Deep Dive: Minnesota Are Blooming Through Their Backcourt
D'Angelo Russell and Anthony Edwards have become a formidable duo of late.
The Minnesota Timberwolves tossed the modern-day conventions out of the window this summer. Pairing their long-tenured franchise player in Karl-Anthony Towns with a prehistoric rim-running big in Rudy Gobert was the antithesis of what the game demands in 2023. These days, it’s shot-creation, ball-handling, shooting and spacing that sit the hooping throne.
All you have to do is look at the recent champions to get an idea of why having multiple players who can do those things is important. Stephen Curry and Klay Thompson have hoisted the hardware four times since 2015. Giannis Antetokounmpo, Khris Middleton and Jrue Holiday paced the 2020-21 Milwaukee Bucks. Kawhi Leonard and Kyle Lowry. Champs. LeBron James and Kyrie Irving, too.
Now, the Wolves don’t have that sort of top-end talent. They probably aren’t going to be lifting the Larry O’Brien trophy anytime in the immediate future. So, in an effort just to become one of those consistent Western Conference competitors, they zigged while everyone was busy zagging their way to success.
But they also didn’t.
They still have their backcourt. They still have their ball-handlers and shot-creators and floor-spacers. And, after months of wading through the murky waters of roster uncertainty, Anthony Edwards and D’Angelo Russell have rediscovered their synergy. Most importantly, they’ve rediscovered their on-court trust.
For much of the season, the zigging has looked like a disastrous move. Towns remains sidelined with a lingering calf strain, the ransom they paid for Gobert seemed to have warped and twisted into more of an ever-looming gargoyle sent to haunt the franchise by the night, and they have toiled fruitlessly in the bottom half of the Western Conference for the better part of the 52 games they’ve played thus far.
Their backcourt was part of that putrid vibe, as well. Before the calendar flipped into 2023, Russell and Edwards had shared the floor for the most minutes of any two-man lineup on the roster (931) and the team had been outscored by 2.1 points per 100 possessions. For a team looking to genuinely compete for home court advantage come playoff time, it’s a mountain of disappointing minutes. In fact, it’s almost nine points per 100 possessions worse than last season, when they were dropkicking teams to the tune of a +7.1 net rating while sharing the floor.
Blame wasn’t hard to locate.

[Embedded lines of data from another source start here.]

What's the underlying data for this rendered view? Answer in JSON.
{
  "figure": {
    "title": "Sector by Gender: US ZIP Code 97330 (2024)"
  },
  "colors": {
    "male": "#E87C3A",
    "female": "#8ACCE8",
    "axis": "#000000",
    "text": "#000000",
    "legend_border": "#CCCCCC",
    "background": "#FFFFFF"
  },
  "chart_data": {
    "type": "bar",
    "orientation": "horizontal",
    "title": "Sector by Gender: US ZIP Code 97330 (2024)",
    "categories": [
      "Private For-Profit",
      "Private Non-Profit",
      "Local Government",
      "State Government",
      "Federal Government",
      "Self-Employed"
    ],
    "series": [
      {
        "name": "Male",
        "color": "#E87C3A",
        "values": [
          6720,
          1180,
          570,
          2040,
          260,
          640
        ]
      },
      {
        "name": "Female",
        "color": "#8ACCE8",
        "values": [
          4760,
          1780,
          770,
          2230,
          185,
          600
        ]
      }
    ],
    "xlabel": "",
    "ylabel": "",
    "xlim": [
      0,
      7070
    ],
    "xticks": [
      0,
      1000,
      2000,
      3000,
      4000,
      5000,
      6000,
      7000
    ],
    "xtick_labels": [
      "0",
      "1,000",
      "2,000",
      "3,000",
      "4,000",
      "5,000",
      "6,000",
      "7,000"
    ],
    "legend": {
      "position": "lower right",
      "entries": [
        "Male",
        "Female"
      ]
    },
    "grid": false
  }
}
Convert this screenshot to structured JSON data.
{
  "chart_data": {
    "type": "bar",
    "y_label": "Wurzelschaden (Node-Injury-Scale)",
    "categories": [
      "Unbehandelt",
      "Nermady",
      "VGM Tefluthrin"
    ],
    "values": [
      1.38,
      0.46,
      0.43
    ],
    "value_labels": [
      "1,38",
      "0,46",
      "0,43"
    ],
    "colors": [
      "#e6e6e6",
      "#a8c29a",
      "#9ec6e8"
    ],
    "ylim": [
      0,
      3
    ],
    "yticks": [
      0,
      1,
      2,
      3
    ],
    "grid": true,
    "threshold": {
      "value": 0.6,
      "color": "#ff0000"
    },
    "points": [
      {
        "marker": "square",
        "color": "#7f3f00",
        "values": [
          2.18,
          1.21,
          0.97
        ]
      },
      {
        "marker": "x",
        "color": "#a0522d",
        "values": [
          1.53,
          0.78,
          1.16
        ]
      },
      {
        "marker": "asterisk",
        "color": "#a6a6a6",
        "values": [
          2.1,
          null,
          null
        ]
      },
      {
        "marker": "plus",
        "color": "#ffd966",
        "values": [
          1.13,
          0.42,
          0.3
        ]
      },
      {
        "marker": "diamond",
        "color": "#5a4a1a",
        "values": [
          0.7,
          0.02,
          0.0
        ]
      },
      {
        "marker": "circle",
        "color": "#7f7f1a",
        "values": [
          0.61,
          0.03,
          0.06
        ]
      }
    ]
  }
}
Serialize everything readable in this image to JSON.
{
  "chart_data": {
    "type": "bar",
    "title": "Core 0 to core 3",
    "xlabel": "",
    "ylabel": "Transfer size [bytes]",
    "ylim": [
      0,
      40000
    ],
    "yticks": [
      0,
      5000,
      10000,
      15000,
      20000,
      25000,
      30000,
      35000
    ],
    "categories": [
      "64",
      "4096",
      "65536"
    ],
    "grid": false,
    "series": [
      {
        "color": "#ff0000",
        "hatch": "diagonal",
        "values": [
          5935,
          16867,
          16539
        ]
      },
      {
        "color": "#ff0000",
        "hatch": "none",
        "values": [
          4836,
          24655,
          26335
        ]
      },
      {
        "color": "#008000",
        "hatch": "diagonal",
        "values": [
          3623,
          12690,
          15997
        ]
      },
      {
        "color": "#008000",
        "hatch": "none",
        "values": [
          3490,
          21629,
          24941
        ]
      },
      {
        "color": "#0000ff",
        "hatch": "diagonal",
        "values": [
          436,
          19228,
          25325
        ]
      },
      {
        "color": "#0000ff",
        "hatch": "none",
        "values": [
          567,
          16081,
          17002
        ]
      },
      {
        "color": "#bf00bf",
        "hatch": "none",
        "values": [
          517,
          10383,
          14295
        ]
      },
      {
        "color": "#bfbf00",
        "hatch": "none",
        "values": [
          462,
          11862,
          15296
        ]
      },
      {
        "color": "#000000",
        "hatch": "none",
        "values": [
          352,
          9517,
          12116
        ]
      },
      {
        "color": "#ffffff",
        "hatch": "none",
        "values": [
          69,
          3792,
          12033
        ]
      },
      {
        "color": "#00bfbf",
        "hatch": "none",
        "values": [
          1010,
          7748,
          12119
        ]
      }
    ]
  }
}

It encircled everyone and everything. Russell crawled out of the gates and was one of the worst guards in the league for the first chunk of the season, and Edwards was more slipshod than superhero while he adjusted to life as a budding superstar in year three. The overbearing presence of Gobert’s funky style and Towns’ spotty shooting and eventual injury only complicated things further.
The duo might not have been the captains of the sinking ship, but they were in the boiler room and their shovels were consistently missing the coal. Without a competent backcourt, there is no way Minnesota’s big gamble was even going to trickle into the stratosphere it needed to. The Wolves still need that aforementioned lead-guard skillset. Preferably from more than one player. And no amount of Rudy Gobert or even Karl-Anthony Towns can scratch that itch.
Then it clicked. The light went off. The bells of success starting tolling. And, unsurprisingly, the sweet scent of winning started waft along with it.